São Paulo, 20 de dezembro de 2018.

 

Como forma de otimizar a fiscalização do ICMS, a legislação autoriza os Estados a eleger uma só pessoa para ficar responsável pelo recolhimento do imposto que seria devido em toda a cadeia produtiva. A isso se denomina substituição tributária ou, simplesmente, ICMS-ST. Para realizar o cálculo do tributo devido em toda a cadeia, os Estados estabelecem margens de valor agregado a depender dos produtos ou, simplesmente, fixam os preços em uma pauta fiscal.

 

Ocorre que, por vezes, os valores recolhidos acabam sendo superiores às importâncias que seriam pagas se o imposto incidisse em cada uma das etapas do ciclo produtivo. Diante disso e após longa discussão, o Supremo Tribunal Federal (STF) decidiu que, se ficar constatado que a estimativa foi além do que seria, de fato, devido, o contribuinte fará jus ao reembolso dos valores dispendidos indevidamente (Recurso Extraordinário nº 593.849/MG).

 

Sobre esse tema, a legislação do Estado de São Paulo previa procedimento para a devolução do ICMS-ST apenas quando este fosse calculado de acordo com parâmetros divulgados em pauta fiscal.

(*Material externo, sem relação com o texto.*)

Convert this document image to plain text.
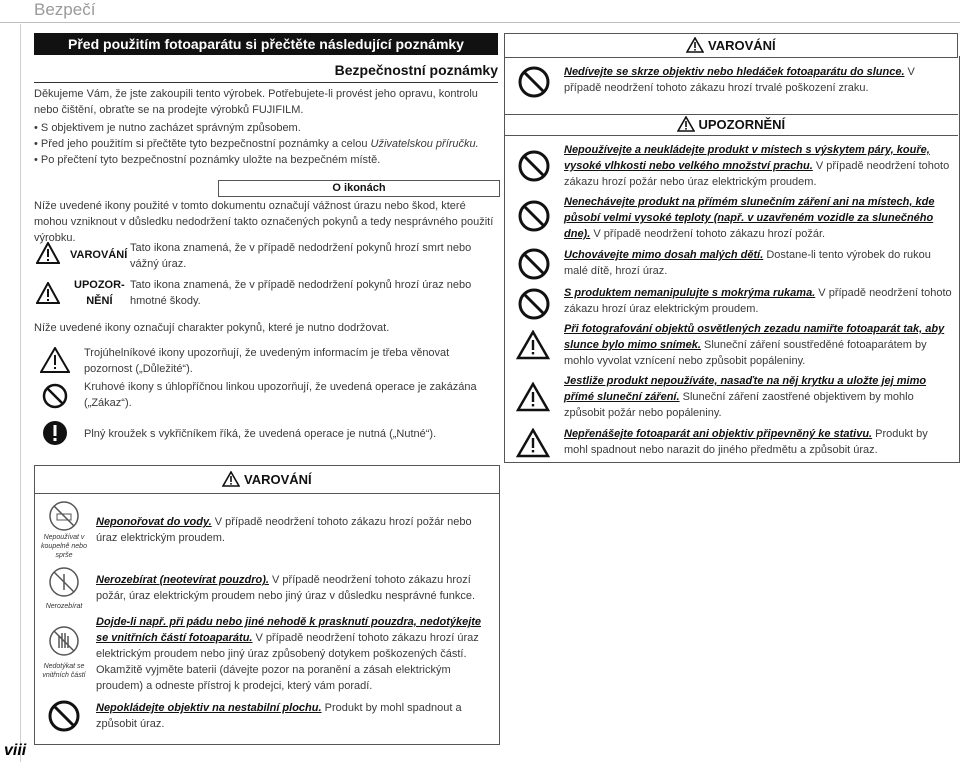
Bezpečí
viii
Před použitím fotoaparátu si přečtěte následující poznámky
Bezpečnostní poznámky
Děkujeme Vám, že jste zakoupili tento výrobek. Potřebujete-li provést jeho opravu, kontrolu nebo čištění, obraťte se na prodejte výrobků FUJIFILM.
• S objektivem je nutno zacházet správným způsobem.
• Před jeho použitím si přečtěte tyto bezpečnostní poznámky a celou Uživatelskou příručku.
• Po přečtení tyto bezpečnostní poznámky uložte na bezpečném místě.
O ikonách
Níže uvedené ikony použité v tomto dokumentu označují vážnost úrazu nebo škod, které mohou vzniknout v důsledku nedodržení takto označených pokynů a tedy nesprávného použití výrobku.
VAROVÁNÍ
Tato ikona znamená, že v případě nedodržení pokynů hrozí smrt nebo vážný úraz.
UPOZOR-
NĚNÍ
Tato ikona znamená, že v případě nedodržení pokynů hrozí úraz nebo hmotné škody.
Níže uvedené ikony označují charakter pokynů, které je nutno dodržovat.
Trojúhelníkové ikony upozorňují, že uvedeným informacím je třeba věnovat pozornost („Důležité“).
Kruhové ikony s úhlopříčnou linkou upozorňují, že uvedená operace je zakázána („Zákaz“).
Plný kroužek s vykřičníkem říká, že uvedená operace je nutná („Nutné“).
VAROVÁNÍ
Nedívejte se skrze objektiv nebo hledáček fotoaparátu do slunce. V případě neodržení tohoto zákazu hrozí trvalé poškození zraku.
UPOZORNĚNÍ
Nepoužívejte a neukládejte produkt v místech s výskytem páry, kouře, vysoké vlhkosti nebo velkého množství prachu. V případě neodržení tohoto zákazu hrozí požár nebo úraz elektrickým proudem.
Nenechávejte produkt na přímém slunečním záření ani na místech, kde působí velmi vysoké teploty (např. v uzavřeném vozidle za slunečného dne). V případě neodržení tohoto zákazu hrozí požár.
Uchovávejte mimo dosah malých dětí. Dostane-li tento výrobek do rukou malé dítě, hrozí úraz.
S produktem nemanipulujte s mokrýma rukama. V případě neodržení tohoto zákazu hrozí úraz elektrickým proudem.
Při fotografování objektů osvětlených zezadu namiřte fotoaparát tak, aby slunce bylo mimo snímek. Sluneční záření soustředěné fotoaparátem by mohlo vyvolat vznícení nebo způsobit popáleniny.
Jestliže produkt nepoužíváte, nasaďte na něj krytku a uložte jej mimo přímé sluneční záření. Sluneční záření zaostřené objektivem by mohlo způsobit požár nebo popáleniny.
Nepřenášejte fotoaparát ani objektiv připevněný ke stativu. Produkt by mohl spadnout nebo narazit do jiného předmětu a způsobit úraz.
VAROVÁNÍ
Nepoužívat v koupelně nebo sprše
Neponořovat do vody. V případě neodržení tohoto zákazu hrozí požár nebo úraz elektrickým proudem.
Nerozebírat
Nerozebírat (neotevírat pouzdro). V případě neodržení tohoto zákazu hrozí požár, úraz elektrickým proudem nebo jiný úraz v důsledku nesprávné funkce.
Nedotýkat se vnitřních částí
Dojde-li např. při pádu nebo jiné nehodě k prasknutí pouzdra, nedotýkejte se vnitřních částí fotoaparátu. V případě neodržení tohoto zákazu hrozí úraz elektrickým proudem nebo jiný úraz způsobený dotykem poškozených částí. Okamžitě vyjměte baterii (dávejte pozor na poranění a zásah elektrickým proudem) a odneste přístroj k prodejci, který vám poradí.
Nepokládejte objektiv na nestabilní plochu. Produkt by mohl spadnout a způsobit úraz.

Isso significa dizer que, para as hipóteses em que o ICMS-ST era calculado a partir das margens de valor agregado periodicamente divulgadas – suma maioria dos casos – o contribuinte não faria jus ao reembolso. Evidente que a posição do Estado era ilegal.

 

Provavelmente considerando as recentes derrotas sofridas no Poder Judiciário, e tantas outras que ainda estariam por vir, o Estado de São Paulo publicou, recentemente, o Comunicado CAT nº 14, por meio do qual emite novo esclarecimento sobre o ressarcimento do ICMS-ST. De acordo com esse ato, o Estado irá ressarcir tanto o tributo calculado em pauta fiscal, quanto aquele calculado em conformidade com a margem de valor agregado.

 

Portanto, aqueles que estão sujeitos à substituição tributária do ICMS no Estado de São Paulo devem rever seus procedimentos, a fim de constatar se houve recolhimento desse tributo sobre uma base superestimada quando comparada com o preço que foi praticado no mercado, o que não será difícil de acontecer, considerando que, em cenários de crise econômica, como o atualmente vivido, as empresas vendem produtos em preços promocionais, abaixo do planejado.